« Le temps des grâces », un film de Dominique Marchais, produit par Capricci Films (123’, 2010)

« Le temps des grâces », un film de Dominique Marchais, produit par Capricci Films (123’, 2010)

J’ai grandi à la campagne, en Eure et Loir. Mon père et ses frères étaient dans le négoce en céréales. C’est une région qui est devenue exclusivement céréalière alors qu’avant il y avait de l’élevage. J’ai pris conscience, avec un sentiment de tristesse, de la disparition d’une certaine agriculture et j’ai eu envie de comprendre ce qui s’était passé pour qu’on en soit arrivé là aujourd’hui.

J’ai fait des études de philosophie puis j’ai travaillé aux Inrocks comme critique de cinéma, ainsi que pour le festival de Belfort, en tant que sélectionneur. J’ai aussi travaillé comme assistant réalisateur et comme assistant monteur, avant de réaliser un premier court métrage, en 2003, « Lenz échappé », dans le cadre d’une commande passée par Arte à de jeunes auteurs. Cette variation sur une nouvelle de Buchner, tournée dans les Vosges, traitait déjà de la relation avec la nature et de la manière dont la conscience de soi est affectée par l’extérieur, par l’espace.

Je ne voulais pas faire un film militant sur l’agriculture mais proposer plusieurs points de vue possibles, en laissant le spectateur trouver sa place. J’ai commencé par des lectures très techniques, en allant au plus proche des spécialités et des réglementations, sans me contenter des essais sur les méfaits de la mondialisation et des explications fournies par les médias. Ces connaissances m’ont permis de dialoguer avec mes interlocuteurs. Mes questions ont évolué pendant l’écriture, le tournage, le montage et chaque nouvel entretien s’est enrichi de celui qui le précédait. De même, pendant le montage, nous avons découvert dans les rushes des subtilités dont nous n’étions pas conscients au tournage, ce qui nous a permis de recréer des articulations plus fines et plus concrètes que celles imaginées au départ.

J’ai d’abord obtenu l’aide à l’écriture du CNC (7000€) après avoir travaillé sur le dossier durant six mois. Puis j’ai rencontré Thierry Lounas, de Capricci Films, qui s’est intéressé au projet. « Profils paysans » de Depardon et « We feed the word » de Erwin Wagenhofer n’étaient pas encore sortis en salle et le sujet était alors relativement peu traité au cinéma.

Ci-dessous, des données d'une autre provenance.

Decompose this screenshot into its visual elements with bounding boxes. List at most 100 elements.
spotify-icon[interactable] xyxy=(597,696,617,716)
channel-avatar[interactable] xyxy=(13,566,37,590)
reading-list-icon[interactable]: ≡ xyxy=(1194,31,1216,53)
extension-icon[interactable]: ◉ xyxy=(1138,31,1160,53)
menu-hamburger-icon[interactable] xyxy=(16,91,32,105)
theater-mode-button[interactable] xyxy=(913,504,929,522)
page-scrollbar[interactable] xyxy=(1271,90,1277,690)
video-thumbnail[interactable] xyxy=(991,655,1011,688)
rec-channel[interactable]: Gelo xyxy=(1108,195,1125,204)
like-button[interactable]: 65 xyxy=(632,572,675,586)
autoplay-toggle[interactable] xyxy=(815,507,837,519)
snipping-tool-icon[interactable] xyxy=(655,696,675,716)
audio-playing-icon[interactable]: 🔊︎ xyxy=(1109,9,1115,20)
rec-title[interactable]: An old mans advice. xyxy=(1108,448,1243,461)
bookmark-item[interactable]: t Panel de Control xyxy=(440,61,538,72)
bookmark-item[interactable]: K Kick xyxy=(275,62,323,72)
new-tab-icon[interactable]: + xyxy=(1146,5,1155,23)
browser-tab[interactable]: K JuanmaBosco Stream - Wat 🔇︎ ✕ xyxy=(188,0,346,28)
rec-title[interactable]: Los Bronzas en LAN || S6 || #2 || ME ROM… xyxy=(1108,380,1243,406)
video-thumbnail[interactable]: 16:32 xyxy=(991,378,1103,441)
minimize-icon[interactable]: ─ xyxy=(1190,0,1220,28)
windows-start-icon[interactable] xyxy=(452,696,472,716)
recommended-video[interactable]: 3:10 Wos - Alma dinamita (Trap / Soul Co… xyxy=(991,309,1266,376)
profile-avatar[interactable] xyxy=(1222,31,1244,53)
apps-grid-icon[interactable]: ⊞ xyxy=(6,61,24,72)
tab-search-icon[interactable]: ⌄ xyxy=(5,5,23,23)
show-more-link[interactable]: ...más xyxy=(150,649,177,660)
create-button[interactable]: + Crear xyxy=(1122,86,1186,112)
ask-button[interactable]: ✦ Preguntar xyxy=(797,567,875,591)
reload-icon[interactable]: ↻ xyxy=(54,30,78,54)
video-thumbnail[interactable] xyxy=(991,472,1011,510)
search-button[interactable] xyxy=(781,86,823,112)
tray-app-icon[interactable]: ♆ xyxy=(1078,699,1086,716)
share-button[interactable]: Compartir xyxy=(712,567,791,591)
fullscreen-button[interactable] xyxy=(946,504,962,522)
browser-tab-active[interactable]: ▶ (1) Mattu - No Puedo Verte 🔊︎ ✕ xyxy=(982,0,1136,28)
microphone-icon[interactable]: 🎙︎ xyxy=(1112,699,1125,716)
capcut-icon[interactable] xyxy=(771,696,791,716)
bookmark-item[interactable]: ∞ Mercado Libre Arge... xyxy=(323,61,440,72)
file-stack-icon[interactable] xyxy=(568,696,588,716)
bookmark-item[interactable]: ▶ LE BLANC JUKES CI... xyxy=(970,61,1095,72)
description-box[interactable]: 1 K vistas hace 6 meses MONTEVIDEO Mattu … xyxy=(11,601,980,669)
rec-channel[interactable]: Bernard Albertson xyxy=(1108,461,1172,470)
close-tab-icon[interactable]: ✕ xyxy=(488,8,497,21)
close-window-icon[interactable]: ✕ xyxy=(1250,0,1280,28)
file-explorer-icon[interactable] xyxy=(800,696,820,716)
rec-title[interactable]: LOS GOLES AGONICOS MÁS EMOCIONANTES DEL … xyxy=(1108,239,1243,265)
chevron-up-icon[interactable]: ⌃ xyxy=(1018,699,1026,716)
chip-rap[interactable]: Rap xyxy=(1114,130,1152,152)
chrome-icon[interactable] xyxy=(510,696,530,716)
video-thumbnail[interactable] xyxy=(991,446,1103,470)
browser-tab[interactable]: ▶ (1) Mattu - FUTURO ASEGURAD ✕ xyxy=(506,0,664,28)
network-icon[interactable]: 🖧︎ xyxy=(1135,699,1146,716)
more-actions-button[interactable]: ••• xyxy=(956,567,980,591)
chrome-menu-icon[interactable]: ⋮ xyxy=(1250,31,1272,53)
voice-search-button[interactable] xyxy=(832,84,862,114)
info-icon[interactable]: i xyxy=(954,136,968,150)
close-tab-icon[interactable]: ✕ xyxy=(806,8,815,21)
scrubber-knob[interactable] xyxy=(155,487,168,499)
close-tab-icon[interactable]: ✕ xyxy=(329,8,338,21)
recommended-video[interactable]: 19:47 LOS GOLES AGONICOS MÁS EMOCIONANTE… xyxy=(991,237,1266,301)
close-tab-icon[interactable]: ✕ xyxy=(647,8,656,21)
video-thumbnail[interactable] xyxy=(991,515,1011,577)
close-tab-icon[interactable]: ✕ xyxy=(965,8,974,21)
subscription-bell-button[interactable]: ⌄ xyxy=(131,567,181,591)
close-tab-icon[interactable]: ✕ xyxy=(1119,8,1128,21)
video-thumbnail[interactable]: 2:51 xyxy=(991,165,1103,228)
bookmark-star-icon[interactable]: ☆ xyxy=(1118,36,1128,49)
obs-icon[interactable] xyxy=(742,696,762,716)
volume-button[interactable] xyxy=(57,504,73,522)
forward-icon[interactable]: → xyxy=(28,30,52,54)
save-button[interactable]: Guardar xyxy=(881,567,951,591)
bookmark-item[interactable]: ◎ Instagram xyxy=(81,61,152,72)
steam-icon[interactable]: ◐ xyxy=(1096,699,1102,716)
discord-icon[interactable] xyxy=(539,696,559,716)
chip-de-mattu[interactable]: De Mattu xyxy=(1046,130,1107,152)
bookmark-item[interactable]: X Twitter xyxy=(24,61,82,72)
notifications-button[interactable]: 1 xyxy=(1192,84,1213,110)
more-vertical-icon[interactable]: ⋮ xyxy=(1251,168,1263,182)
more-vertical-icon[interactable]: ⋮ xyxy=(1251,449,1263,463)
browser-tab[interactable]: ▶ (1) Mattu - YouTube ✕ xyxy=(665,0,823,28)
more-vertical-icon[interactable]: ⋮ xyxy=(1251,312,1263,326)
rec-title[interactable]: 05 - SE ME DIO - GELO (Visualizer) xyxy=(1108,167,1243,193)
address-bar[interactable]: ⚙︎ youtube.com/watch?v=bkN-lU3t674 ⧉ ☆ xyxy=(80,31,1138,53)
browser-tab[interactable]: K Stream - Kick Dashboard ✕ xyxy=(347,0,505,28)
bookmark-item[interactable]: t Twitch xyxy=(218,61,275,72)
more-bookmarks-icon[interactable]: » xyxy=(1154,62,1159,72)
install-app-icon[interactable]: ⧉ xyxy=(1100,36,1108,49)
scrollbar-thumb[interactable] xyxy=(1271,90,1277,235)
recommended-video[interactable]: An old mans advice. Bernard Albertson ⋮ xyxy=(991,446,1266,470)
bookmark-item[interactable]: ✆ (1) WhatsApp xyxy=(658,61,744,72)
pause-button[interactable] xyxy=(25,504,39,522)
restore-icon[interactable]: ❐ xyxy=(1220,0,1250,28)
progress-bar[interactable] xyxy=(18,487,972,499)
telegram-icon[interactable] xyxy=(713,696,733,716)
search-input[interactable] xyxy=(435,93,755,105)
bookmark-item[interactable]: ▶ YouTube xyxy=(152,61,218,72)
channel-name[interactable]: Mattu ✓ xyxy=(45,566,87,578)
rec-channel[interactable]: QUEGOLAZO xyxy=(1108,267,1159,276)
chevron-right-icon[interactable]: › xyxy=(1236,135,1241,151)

La recherche de financements a été très longue. La première aide qui a été déterminante a été celle de la Région Limousin, d’un montant de 80 000€, puis la Région Ile-de-France nous a accordé 90 000€ et nous avons finalement obtenu, à la troisième tentative, l’Avance sur recettes, d’un montant de 150 000€. La région Centre (20 000€) puis les Pays de la Loire (50 000€) ont suivi. Le budget du film est assez élevé (632 000€) car nous avions besoin de beaucoup de tournages (11 semaines) et d’un temps long de montage, 9 à 10 mois au total. Il y avait aussi des frais de kinéscopage pour la sortie en salles.

Nous avons mené une cinquantaine d’entretiens auprès d’agriculteurs, de paysagistes, d’écrivains, de scientifiques et d’économistes, dont 13 sont restés dans le film. Nous avions environ 200 heures de rushes. Le film a été très largement réécrit au montage, en s’appuyant sur la parole des agriculteurs, qui traitait tout à la fois du paysage, du bocage, de la modernisation, des trente glorieuses, des politiques agricoles et des questions environnementales. Il était important pour moi de ne pas chapitrer le film par thèmes mais de trouver un rythme, un mouvement, qui permette de rester toujours dans l’interdisciplinarité.

Le film est passé dans de nombreux festivals (Locarno, Lussas, Viennale, Vendôme, Belfort, Bafici) puis est sorti sur 13 copies en salles en février 2010, en faisant plus de 30 000 entrées, avec de nombreux articles de presse et le soutien de l’ACID qui a permis d’organiser près de 70 débats en 12 mois. Je prépare actuellement un nouveau long métrage documentaire intitulé France, Terra Incognita : ça parlera de paysage et de politique.